Councils have called for new powers to deliver skills and employment services, after new research shows twelve million people will be without a job or in work they are over-qualified for by 2024.
The research, for the LGA by the Learning and Work Institute (LWI), reveals that by 2024, there will be a surplus of 6.2 million low-skilled workers and 1.9 million people with intermediate skills.
However, there will also be 4.2 million more high skilled jobs than people qualified to do them.
The LGA warned that a failure to address this growing skills crisis will mean £90bn of economic growth will be lost.
It added that the current centrally-governed skills and employment funding is ‘confusing, fragmented, untargeted and ineffective’.

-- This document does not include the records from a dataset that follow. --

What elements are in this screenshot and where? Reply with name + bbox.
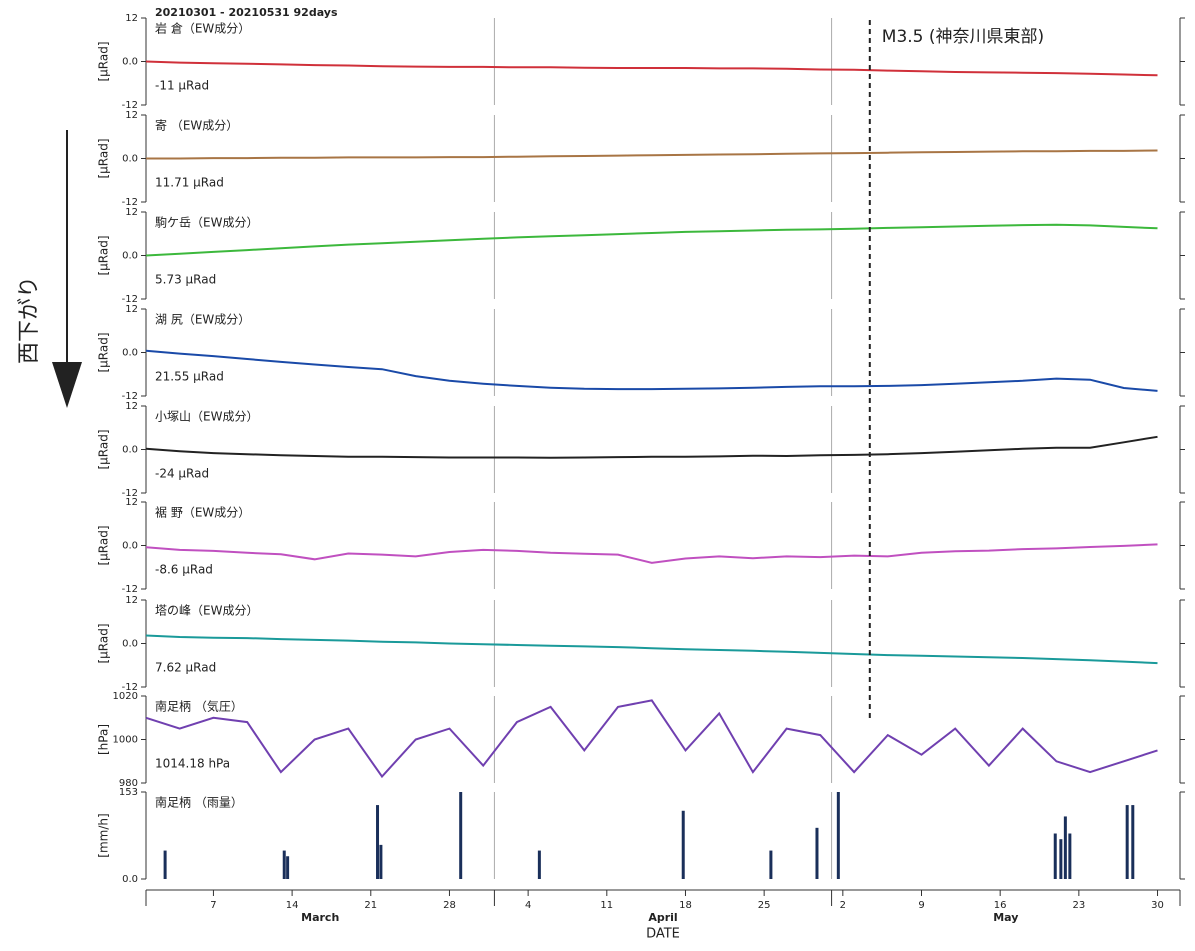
x-tick-label: 28 [443, 900, 456, 911]
panel-value: 5.73 μRad [155, 273, 216, 287]
x-tick-label: 21 [364, 900, 377, 911]
panel-value: 11.71 μRad [155, 176, 224, 190]
x-tick-label: 9 [918, 900, 924, 911]
y-axis-label: [μRad] [97, 138, 111, 178]
month-label: March [301, 911, 339, 924]
y-tick-label: -12 [122, 294, 138, 305]
panel-name: 湖 尻（EW成分） [155, 312, 250, 327]
y-axis-label: [μRad] [97, 332, 111, 372]
panel-name: 塔の峰（EW成分） [155, 604, 258, 618]
side-label: 西下がり [17, 276, 42, 364]
y-tick-label: 12 [125, 304, 138, 315]
x-tick-label: 16 [994, 900, 1007, 911]
x-tick-label: 18 [679, 900, 692, 911]
y-tick-label: 0.0 [122, 251, 138, 262]
x-tick-label: 4 [525, 900, 531, 911]
panel-name: 岩 倉（EW成分） [155, 21, 250, 36]
y-axis-label: [μRad] [97, 623, 111, 663]
panel-name: 寄 （EW成分） [155, 118, 238, 133]
month-label: April [648, 911, 677, 924]
x-tick-label: 2 [840, 900, 846, 911]
y-tick-label: 0.0 [122, 154, 138, 165]
x-tick-label: 23 [1072, 900, 1085, 911]
rain-bar [537, 850, 541, 879]
y-tick-label: -12 [122, 584, 138, 595]
rain-bar [1131, 805, 1135, 879]
y-tick-label: -12 [122, 682, 138, 693]
y-tick-label: 12 [125, 110, 138, 121]
y-tick-label: -12 [122, 197, 138, 208]
rain-bar [1125, 805, 1129, 879]
y-tick-label: 12 [125, 207, 138, 218]
rain-bar [376, 805, 380, 879]
y-tick-label: 1000 [113, 735, 138, 746]
panel-value: -24 μRad [155, 467, 209, 481]
y-tick-label: 0.0 [122, 639, 138, 650]
rain-bar [286, 856, 290, 879]
panel-value: -11 μRad [155, 79, 209, 93]
y-tick-label: 1020 [113, 691, 138, 702]
panel-value: 21.55 μRad [155, 370, 224, 384]
series-line [145, 223, 1158, 257]
panel-name: 裾 野（EW成分） [155, 505, 250, 520]
panel-name: 南足柄 （気圧） [155, 699, 243, 714]
panel-value: -8.6 μRad [155, 563, 213, 577]
x-tick-label: 14 [286, 900, 299, 911]
series-line [146, 149, 1158, 160]
series-line [145, 634, 1158, 665]
y-axis-label: [μRad] [97, 235, 111, 275]
chart-title: 20210301 - 20210531 92days [155, 6, 338, 19]
y-axis-label: [μRad] [97, 525, 111, 565]
arrow-head [52, 362, 82, 408]
rain-bar [1068, 833, 1072, 879]
rain-bar [681, 810, 685, 879]
y-tick-label: 12 [125, 13, 138, 24]
month-label: May [993, 911, 1018, 924]
y-axis-label: [μRad] [97, 429, 111, 469]
x-tick-label: 30 [1151, 900, 1164, 911]
panel-value: 1014.18 hPa [155, 757, 230, 771]
y-tick-label: 12 [125, 595, 138, 606]
rain-bar [459, 792, 463, 879]
rain-bar [163, 850, 167, 879]
series-line [145, 60, 1158, 77]
y-tick-label: 12 [125, 497, 138, 508]
series-line [145, 699, 1158, 779]
panel-name: 南足柄 （雨量） [155, 795, 243, 810]
x-tick-label: 11 [600, 900, 613, 911]
series-line [145, 543, 1158, 564]
panel-name: 駒ケ岳（EW成分） [155, 216, 258, 230]
y-axis-label: [μRad] [97, 41, 111, 81]
panel-value: 7.62 μRad [155, 661, 216, 675]
y-tick-label: 0.0 [122, 57, 138, 68]
rain-bar [379, 844, 383, 879]
rain-bar [769, 850, 773, 879]
y-tick-label: 153 [119, 787, 138, 798]
series-line [145, 349, 1158, 392]
y-tick-label: 0.0 [122, 445, 138, 456]
rain-bar [1059, 839, 1063, 879]
rain-bar [1053, 833, 1057, 879]
y-tick-label: 0.0 [122, 874, 138, 885]
x-axis-label: DATE [646, 927, 680, 942]
series-line [145, 435, 1158, 459]
y-tick-label: 12 [125, 401, 138, 412]
x-tick-label: 7 [210, 900, 216, 911]
y-tick-label: 980 [119, 778, 138, 789]
panel-name: 小塚山（EW成分） [155, 410, 258, 424]
y-tick-label: -12 [122, 100, 138, 111]
y-tick-label: -12 [122, 391, 138, 402]
y-axis-label: [hPa] [97, 724, 111, 755]
y-tick-label: -12 [122, 488, 138, 499]
y-tick-label: 0.0 [122, 541, 138, 552]
rain-bar [282, 850, 286, 879]
rain-bar [1063, 816, 1067, 879]
event-label: M3.5 (神奈川県東部) [882, 27, 1044, 47]
rain-bar [836, 792, 840, 879]
rain-bar [815, 827, 819, 879]
y-axis-label: [mm/h] [97, 813, 111, 857]
x-tick-label: 25 [758, 900, 771, 911]
y-tick-label: 0.0 [122, 348, 138, 359]
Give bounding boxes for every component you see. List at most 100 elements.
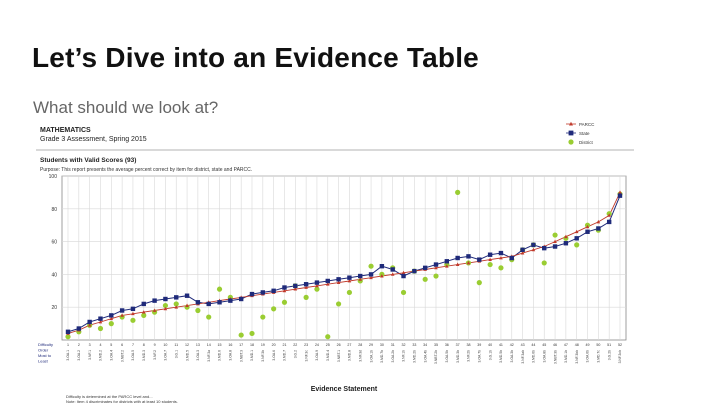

It is calling on the Government to give groups of councils across England the power and funding to deliver a one-stop ‘Work Local’ service for skills, apprenticeship, employment, careers advice and business support provision within five years.
Cllr Sir Richard Leese, Chair of the LGA’s City Regions Board, said: ‘This research paints a worrying vision of the skills gap facing the nation. Without radical reform, swathes of people face a future where they have skills mismatched for jobs, risking them being in low paid, insecure work, and reliant on benefits, at a huge cost to people’s lives and the local and national economy.
‘The current system for getting the unemployed into work is not working for the economy, for employers or individuals. This has to change for the future economic prosperity of this country. Limits on EU migration after Brexit could exacerbate these skills challenges which makes it more important than ever to have a better system in place for retraining and upskilling the current workforce.’